Late last year, the Florida Department of Children and Families announced new rules aimed at cracking down on organizations such as shelters and churches that offer assistance to children who have crossed the border to the U.S. unaccompanied by adults. The department threatened not to renew the licenses or the funding of these organizations, in the hopes of forcing them to turn away the youthful would-be asylees.

More recently, Florida Republicans have advanced a bill, HB 1355, which ostensibly cracks down on companies that provide transportation to migrants who enter the country without documentation, prohibiting the state and municipalities from doing business with these companies. The bill, which was introduced by State Rep. John Snyder, is reportedly also a priority for DeSantis.

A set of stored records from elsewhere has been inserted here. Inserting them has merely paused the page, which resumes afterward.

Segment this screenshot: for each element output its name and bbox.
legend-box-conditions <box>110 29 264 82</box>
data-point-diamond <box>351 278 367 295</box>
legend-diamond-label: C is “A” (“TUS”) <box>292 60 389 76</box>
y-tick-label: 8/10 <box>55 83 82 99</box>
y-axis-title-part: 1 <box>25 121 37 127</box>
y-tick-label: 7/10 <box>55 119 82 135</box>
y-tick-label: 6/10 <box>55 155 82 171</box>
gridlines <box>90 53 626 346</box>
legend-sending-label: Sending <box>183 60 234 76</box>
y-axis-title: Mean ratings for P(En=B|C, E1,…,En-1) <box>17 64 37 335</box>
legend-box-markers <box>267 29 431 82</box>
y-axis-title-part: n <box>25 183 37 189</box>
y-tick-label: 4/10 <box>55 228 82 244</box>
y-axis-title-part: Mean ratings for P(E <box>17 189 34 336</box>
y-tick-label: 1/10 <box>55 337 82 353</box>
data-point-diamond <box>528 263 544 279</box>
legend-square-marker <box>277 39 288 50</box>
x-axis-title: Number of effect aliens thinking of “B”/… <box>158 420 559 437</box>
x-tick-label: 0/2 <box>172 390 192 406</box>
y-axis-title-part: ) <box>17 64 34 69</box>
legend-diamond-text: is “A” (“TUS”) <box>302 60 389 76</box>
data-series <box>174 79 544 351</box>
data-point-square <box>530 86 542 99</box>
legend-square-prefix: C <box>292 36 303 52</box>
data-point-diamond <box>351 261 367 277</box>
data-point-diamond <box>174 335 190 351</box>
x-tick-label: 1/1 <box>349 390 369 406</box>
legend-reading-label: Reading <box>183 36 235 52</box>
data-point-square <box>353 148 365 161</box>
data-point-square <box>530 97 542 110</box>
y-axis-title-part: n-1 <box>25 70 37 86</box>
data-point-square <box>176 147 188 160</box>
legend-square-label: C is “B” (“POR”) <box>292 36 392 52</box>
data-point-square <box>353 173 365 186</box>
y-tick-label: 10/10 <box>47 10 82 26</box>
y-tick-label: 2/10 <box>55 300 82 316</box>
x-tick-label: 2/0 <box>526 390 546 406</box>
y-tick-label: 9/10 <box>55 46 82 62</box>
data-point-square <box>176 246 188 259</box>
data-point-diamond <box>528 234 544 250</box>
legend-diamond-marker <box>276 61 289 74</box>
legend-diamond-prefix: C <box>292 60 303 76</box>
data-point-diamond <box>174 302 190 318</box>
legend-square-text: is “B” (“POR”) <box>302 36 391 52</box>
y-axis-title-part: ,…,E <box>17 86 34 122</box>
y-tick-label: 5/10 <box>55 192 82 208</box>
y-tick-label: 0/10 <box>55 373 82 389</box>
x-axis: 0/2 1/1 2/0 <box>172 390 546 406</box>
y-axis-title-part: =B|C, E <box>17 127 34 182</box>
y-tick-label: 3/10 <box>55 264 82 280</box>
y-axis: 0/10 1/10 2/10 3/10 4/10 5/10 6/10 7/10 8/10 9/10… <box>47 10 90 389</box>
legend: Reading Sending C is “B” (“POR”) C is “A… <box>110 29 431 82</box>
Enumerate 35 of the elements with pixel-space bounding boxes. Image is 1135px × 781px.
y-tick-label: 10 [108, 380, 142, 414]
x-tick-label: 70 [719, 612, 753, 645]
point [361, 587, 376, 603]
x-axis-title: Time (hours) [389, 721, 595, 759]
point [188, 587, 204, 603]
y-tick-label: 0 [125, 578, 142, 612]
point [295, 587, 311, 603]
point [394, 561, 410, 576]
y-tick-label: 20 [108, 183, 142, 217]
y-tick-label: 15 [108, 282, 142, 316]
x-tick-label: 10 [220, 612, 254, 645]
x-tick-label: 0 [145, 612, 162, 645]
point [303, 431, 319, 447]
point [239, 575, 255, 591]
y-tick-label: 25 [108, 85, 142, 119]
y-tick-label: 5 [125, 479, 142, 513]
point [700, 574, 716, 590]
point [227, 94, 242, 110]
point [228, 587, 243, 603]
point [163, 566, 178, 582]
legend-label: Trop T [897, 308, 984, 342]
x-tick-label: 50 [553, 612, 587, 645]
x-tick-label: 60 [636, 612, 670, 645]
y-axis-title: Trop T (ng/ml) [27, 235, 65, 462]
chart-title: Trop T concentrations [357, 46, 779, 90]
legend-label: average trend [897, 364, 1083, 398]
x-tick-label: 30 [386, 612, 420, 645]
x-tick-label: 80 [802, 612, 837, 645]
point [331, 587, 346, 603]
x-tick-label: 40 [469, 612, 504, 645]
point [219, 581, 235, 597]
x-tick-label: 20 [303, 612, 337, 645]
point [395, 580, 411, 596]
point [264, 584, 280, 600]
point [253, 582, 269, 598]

HB 1355 is worded in such a catch-all manner that it would target churches, food pantries and any other nonprofits that try to offer humanitarian assistance to migrants. As a result, the bill has no buy-in from Democrats. It is being aggressively pushed by DeSantis seemingly as a way to shore up his right flank against rival candidates such as Donald Trump, or Texas Gov. Greg Abbott, as he prepares for a possible presidential bid.

On Thursday of last week, the House State Affairs Committee passed the bill — which, in addition to clamping down on those who offer assistance to undocumented immigrants and would-be-asylees, also requires local law enforcement agencies to enter into so-called 287(g) agreements with ICE — making it all but certain that it will soon be the law of the land in Florida.

Snyder denies that his bill targets undocumented children, but it’s worded in a way that puts the burden of proof for a person’s immigration status on that individual, including children. The ACLU reacted furiously, putting out a statement asserting:

The most concerning provision of this bill is that it shamelessly targets children and asylum seekers by banning private businesses and organizations from providing transportation to immigrants in Florida. This would lead to private entities requiring proof of immigration status from every child or adult who intends to utilize their transportation service, would open the door to unlawful interrogations, and would exacerbate racial profiling and discrimination.

This is the exact sort of discrimination that law enforcement agencies such as Sheriff Joe Arpaio’s department in Maricopa County, Arizona, perfected after SB 1070 was passed, leading to numerous lawsuits and an increasingly fraught and polarized political environment in the state. This eventually culminated in Arpaio being driven from power by a newly organized, immigrant-led coalition.

DeSantis, however, doesn’t seem to fear political blowback. At the moment, he is riding high in the polls in Florida, looks likely to win reelection in November, and has rapidly emerged as one of the only serious contenders who could block Trump from securing the GOP nomination in 2024 — although at the moment, he still remains far behind Trump in terms of his appeal to GOP primary voters.

The governor is proving adept at exploiting the sorts of wedge issues that most rile up the GOP base. His nativist policies will almost certainly end up harming young, vulnerable would-be asylees, without in any way addressing the huge, complex problems that lead so many young people to seek asylum in the first place. But despite this — or maybe because of it — he has enjoyed wild popularity among Republicans after pushing these policies. DeSantis is polling eight points ahead of his likely Democratic rival, one-time Gov. Charlie Crist, in the upcoming election. In fact, DeSantis’s positioning of Florida as a perceived counterpoint to the Biden administration and its immigration policies have helped him carve out a position as a standard-bearer for conservatives over the coming election cycles. I doubt he will relinquish that position any time soon.